Policy 3: Security planning and risk management
- Security governance
This policy describes how to establish effective security planning, embed security into risk management practices and use security planning risk management to help make decisions.
To successfully manage security risks and protect people, information and assets, an entity must understand:
- what needs protecting
- what the threat is
- how people, information and assets will be protected.
A security risk is something that could cause harm to people or that exposes information or assets to compromise, loss, unavailability or damage.
Shared security risks are risks that extend across:
- the community
- international partners
- other jurisdictions.
Stakeholders must cooperate to effectively understand and manage shared risks.
Entities must identify a risk steward (or manager) who is responsible for each security risk or category of security risk.

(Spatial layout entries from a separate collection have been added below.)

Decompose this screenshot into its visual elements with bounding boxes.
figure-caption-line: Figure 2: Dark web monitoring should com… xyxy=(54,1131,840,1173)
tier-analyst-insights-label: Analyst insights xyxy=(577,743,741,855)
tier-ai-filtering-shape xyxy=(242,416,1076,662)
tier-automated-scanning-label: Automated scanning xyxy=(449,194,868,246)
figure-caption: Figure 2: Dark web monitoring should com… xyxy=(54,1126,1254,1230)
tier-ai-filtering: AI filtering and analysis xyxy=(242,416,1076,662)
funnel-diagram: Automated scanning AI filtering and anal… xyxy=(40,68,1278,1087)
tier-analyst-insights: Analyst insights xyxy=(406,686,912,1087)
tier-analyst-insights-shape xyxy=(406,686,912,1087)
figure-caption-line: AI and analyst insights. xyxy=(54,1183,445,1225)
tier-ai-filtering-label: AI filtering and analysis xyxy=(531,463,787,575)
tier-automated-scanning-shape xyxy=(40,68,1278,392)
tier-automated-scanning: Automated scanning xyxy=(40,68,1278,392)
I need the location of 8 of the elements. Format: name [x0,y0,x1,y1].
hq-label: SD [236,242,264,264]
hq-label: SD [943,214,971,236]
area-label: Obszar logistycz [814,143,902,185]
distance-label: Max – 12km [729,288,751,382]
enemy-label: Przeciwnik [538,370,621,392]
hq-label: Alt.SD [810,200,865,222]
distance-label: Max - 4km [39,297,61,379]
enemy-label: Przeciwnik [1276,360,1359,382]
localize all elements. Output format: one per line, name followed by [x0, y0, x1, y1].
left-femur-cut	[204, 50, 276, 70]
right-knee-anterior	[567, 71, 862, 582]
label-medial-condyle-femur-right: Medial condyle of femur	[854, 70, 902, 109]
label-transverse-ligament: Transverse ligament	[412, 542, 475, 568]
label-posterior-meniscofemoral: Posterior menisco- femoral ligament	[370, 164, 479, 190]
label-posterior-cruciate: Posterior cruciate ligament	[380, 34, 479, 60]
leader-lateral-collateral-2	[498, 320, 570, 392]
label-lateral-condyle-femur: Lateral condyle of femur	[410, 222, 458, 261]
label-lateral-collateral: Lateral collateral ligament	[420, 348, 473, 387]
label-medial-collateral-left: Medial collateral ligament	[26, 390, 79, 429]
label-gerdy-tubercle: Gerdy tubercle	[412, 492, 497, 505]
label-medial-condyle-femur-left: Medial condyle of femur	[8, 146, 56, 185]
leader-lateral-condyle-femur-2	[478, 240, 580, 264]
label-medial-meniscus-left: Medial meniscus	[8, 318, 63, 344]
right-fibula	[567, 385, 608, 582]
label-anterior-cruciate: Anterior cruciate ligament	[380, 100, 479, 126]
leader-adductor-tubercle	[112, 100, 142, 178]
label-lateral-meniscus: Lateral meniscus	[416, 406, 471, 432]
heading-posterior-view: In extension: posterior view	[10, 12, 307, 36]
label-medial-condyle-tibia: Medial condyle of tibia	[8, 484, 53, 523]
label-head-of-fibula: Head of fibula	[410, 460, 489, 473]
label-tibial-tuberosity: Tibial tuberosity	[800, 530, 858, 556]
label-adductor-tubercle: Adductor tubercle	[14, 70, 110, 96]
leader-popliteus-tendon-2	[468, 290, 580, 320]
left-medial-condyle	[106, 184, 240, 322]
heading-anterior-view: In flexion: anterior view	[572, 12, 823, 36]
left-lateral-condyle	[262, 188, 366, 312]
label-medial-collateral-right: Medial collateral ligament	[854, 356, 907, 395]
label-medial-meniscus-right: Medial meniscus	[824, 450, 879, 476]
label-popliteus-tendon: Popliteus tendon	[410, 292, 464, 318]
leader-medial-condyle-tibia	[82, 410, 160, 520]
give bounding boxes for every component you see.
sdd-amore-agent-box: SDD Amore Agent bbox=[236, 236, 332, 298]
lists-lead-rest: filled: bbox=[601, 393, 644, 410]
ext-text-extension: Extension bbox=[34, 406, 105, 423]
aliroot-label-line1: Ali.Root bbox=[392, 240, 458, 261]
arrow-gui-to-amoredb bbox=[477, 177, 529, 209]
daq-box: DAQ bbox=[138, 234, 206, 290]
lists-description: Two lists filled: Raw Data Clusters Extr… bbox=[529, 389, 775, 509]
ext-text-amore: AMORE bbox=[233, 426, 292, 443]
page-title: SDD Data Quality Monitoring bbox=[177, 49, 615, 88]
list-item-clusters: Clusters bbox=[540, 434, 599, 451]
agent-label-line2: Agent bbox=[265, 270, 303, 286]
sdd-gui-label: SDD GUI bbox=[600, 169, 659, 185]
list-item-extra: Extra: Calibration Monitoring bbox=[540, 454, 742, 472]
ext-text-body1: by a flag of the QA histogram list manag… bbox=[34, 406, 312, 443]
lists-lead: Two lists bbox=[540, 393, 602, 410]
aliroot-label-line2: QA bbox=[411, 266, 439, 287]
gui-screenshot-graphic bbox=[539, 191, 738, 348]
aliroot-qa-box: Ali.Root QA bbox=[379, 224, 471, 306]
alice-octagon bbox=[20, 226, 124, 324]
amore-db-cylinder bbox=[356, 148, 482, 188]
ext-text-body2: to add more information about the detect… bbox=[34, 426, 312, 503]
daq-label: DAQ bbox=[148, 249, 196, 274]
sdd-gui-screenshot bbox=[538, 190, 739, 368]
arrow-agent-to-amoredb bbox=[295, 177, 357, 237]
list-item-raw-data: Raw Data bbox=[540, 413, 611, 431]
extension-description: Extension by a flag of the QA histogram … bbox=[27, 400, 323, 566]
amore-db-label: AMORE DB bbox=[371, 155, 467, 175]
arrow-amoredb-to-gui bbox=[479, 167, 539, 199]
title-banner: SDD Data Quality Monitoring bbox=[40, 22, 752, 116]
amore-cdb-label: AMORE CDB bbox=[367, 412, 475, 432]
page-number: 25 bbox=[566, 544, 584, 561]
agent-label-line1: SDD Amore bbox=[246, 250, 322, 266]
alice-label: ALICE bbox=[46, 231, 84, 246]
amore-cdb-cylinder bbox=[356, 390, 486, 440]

This includes shared risks.
Under their Chief Security Officer's direction, entities must apply a risk-based approach to implementing the PSPF that considers their size, operations and risk environment.
A risk-based approach means that if an entity cannot implement a particular PSPF requirement, they can use an alternative mitigation strategy that achieves the same level of protection or better.
Security planning considers how security risk management practices are designed, implemented, monitored, reviewed and continually improved.
Entities must develop a security plan that sets out how they will manage their security risks and how security aligns with their priorities and objectives.
The plan must include scalable control measures to respond to increases or decreases in risk when a threat to the entity changes.